Le sourire n'est pas fat mais il est là, simple, évident sous les yeux de mouche réflectorisés que lui font ses lunettes. L'enfoiré, la plus belle de la plage, au point que même les autres filles le savent, et ça fait pas une semaine qu'il est là ! On regrette déjà d'être passé le voir, un peu. La grande belle se retourne, exposant ses impeccables fesses, l'une caramel l'autre pailletée de sable, et court vers l'onde bouillonnante pour s'y rincer, promesse d'une fraîcheur qui érigera plus encore les larges tétons coiffant les seins lourds et ronds discernables sous le rouge du maillot qui… on se calme, un truc déconne.

L'Albatros a frémi. Son pote aux jumelles lui a envoyé un signe que lui seul a compris, et maintenant il pointe le large du doigt en sifflant. Notre grand pote nous largue dans la seconde, m'abandonnant ses lunettes et lâchant très vite : " La Viande à filin, sûr ! ".

Il s'est jeté sur une sangle qu'il a amplement enfilée autour de son torse et il court dans la direction que pointe son collègue, direction l'horizon. Un long câble uni à la sangle se déroule derrière lui, relié à une bobine qu'un autre sauveteur a attrapée et commence à rapprocher du bord. Un deuxième nageur l'a devancé, trente mètres devant lui, fonçant à force de bras vers le large. A trois mètres devant l'énorme rouleau, assommoir liquide en furie, l'Albatros plonge profondément, comme voulant se noyer plus vite.

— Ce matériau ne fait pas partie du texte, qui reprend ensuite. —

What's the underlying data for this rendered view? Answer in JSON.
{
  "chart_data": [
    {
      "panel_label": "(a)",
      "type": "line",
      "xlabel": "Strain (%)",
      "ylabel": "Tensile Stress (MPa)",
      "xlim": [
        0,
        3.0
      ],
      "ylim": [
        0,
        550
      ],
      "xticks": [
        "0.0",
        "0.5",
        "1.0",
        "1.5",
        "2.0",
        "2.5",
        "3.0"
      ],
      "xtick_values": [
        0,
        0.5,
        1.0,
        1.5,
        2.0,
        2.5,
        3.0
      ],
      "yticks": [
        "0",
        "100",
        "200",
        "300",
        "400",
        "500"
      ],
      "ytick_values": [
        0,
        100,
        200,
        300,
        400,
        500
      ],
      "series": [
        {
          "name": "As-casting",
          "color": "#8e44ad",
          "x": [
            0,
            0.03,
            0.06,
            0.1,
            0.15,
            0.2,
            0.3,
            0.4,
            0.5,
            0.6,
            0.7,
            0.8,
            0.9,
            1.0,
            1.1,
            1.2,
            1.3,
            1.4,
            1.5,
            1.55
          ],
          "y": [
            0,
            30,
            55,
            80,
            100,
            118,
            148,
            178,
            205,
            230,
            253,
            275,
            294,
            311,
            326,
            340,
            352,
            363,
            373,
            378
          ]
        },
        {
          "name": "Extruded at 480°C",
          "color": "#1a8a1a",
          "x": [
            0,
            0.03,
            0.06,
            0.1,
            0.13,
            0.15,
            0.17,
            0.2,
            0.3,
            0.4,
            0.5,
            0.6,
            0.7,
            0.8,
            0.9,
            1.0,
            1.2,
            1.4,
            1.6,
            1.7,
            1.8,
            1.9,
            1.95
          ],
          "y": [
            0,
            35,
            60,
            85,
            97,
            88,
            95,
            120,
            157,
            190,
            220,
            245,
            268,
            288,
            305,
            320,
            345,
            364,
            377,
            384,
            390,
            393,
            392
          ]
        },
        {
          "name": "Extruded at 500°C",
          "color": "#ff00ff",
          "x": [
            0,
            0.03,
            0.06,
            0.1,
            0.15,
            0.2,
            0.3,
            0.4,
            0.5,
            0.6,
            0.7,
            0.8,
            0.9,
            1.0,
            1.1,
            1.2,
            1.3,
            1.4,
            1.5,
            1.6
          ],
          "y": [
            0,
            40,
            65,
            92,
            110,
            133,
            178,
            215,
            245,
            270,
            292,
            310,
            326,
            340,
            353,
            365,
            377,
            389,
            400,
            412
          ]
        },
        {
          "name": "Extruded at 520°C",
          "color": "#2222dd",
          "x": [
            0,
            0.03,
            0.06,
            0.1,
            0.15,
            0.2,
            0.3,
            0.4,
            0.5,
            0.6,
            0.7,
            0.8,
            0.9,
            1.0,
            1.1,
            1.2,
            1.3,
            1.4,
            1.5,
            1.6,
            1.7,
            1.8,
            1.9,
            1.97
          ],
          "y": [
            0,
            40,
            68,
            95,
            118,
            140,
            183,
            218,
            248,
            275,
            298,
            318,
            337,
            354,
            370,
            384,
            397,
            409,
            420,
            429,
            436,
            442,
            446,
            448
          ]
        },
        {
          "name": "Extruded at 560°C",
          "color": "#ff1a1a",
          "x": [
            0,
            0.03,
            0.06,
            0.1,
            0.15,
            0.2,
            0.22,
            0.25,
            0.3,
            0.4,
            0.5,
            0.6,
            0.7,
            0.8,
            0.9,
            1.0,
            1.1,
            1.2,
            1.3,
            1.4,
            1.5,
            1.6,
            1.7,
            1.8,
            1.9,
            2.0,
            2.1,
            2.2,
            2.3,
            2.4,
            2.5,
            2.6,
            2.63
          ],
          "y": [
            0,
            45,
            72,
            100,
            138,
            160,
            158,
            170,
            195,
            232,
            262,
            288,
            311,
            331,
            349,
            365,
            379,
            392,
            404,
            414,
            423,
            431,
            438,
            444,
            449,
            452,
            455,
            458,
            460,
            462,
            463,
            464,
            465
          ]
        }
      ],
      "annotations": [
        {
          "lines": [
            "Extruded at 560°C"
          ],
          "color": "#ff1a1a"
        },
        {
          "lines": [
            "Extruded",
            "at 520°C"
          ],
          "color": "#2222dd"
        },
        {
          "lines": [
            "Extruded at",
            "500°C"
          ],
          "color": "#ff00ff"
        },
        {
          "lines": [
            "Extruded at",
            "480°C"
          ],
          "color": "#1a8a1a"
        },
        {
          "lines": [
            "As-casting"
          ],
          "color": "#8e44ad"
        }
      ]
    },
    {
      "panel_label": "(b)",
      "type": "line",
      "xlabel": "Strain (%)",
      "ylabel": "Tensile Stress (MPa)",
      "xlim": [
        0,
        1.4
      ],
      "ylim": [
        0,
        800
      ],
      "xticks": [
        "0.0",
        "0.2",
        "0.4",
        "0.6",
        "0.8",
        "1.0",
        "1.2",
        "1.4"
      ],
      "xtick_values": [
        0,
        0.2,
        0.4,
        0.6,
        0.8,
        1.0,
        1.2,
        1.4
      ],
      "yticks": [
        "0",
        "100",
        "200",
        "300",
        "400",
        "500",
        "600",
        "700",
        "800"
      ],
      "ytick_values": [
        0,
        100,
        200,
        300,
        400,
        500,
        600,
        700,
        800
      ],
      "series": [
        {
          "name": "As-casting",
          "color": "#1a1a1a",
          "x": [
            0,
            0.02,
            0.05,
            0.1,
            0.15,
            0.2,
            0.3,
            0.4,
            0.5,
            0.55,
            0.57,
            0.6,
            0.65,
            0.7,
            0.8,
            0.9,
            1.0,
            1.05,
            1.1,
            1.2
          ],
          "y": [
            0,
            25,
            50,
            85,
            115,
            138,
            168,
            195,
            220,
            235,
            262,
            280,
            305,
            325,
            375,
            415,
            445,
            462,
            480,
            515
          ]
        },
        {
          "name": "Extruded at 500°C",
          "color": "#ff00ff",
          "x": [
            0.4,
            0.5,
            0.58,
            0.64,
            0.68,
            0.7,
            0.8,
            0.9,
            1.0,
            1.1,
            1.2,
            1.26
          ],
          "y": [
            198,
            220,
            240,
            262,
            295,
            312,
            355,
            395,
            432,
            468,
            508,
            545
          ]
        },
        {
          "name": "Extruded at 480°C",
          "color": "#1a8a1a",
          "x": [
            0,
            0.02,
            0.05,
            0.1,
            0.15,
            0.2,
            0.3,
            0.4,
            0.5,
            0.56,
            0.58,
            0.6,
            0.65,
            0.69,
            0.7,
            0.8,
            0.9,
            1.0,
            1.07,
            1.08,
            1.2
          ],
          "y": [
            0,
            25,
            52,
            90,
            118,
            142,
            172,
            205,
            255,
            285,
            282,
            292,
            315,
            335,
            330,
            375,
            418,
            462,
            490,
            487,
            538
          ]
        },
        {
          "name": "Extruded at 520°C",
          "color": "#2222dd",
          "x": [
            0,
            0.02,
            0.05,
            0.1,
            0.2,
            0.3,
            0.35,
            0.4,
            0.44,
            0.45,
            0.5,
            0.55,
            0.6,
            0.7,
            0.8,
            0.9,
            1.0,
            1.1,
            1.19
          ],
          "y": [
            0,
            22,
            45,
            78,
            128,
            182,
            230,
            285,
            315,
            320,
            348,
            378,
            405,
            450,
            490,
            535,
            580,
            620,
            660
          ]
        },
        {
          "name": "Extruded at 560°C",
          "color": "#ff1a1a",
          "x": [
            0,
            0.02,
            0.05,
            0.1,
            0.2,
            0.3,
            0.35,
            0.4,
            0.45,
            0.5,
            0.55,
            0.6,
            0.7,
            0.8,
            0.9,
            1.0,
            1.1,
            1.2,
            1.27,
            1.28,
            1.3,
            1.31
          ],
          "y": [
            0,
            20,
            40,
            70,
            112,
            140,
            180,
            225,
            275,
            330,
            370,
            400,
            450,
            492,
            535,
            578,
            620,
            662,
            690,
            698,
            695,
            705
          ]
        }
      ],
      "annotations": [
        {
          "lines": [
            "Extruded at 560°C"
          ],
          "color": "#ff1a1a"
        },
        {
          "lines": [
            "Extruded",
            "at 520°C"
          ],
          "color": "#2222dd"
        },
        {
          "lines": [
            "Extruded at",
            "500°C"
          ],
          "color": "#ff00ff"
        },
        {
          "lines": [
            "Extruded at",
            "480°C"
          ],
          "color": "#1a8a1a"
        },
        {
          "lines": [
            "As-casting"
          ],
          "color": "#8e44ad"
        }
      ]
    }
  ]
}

Peu familiarisés avec ce sport abscons, nous restons – comme des abscons ? oui, c'est cela – immobiles, estomaqués par la rapidité du truc en marche. Il y a quinze secondes l'Albatros était en train de ne pas nous dire qu'il avait couché avec la bombe atomique en maillot rouge (tiens, comme dans Alerte à Malibu !), et il n'est déjà plus là, ayant entamé un travail sacrément physique et foutrement incompréhensible. Ah, finalement il ne voulait pas se noyer, il est réapparu derrière le rouleau, et nage tout en puissance vers… vers quoi, au fait ?

Pas un sur nous cinq en rangers alignés sur notre carré de sable capable de comprendre ce qui se déroule : à hauteur de plage, pour des gens normaux, il ne se passe pas grand chose. Un sauveteur bronzé portant T-shirt siglé CRS est parti comme une bombe vers le large, l'Albatros l'a suivi en enfilant une sangle reliée à un fil relié à une sorte de grosse bobine, que s'est empressé de ramasser un troisième pour l'approcher de la mer, bras levés bien haut et laissant le fil se dévider. C'est tout.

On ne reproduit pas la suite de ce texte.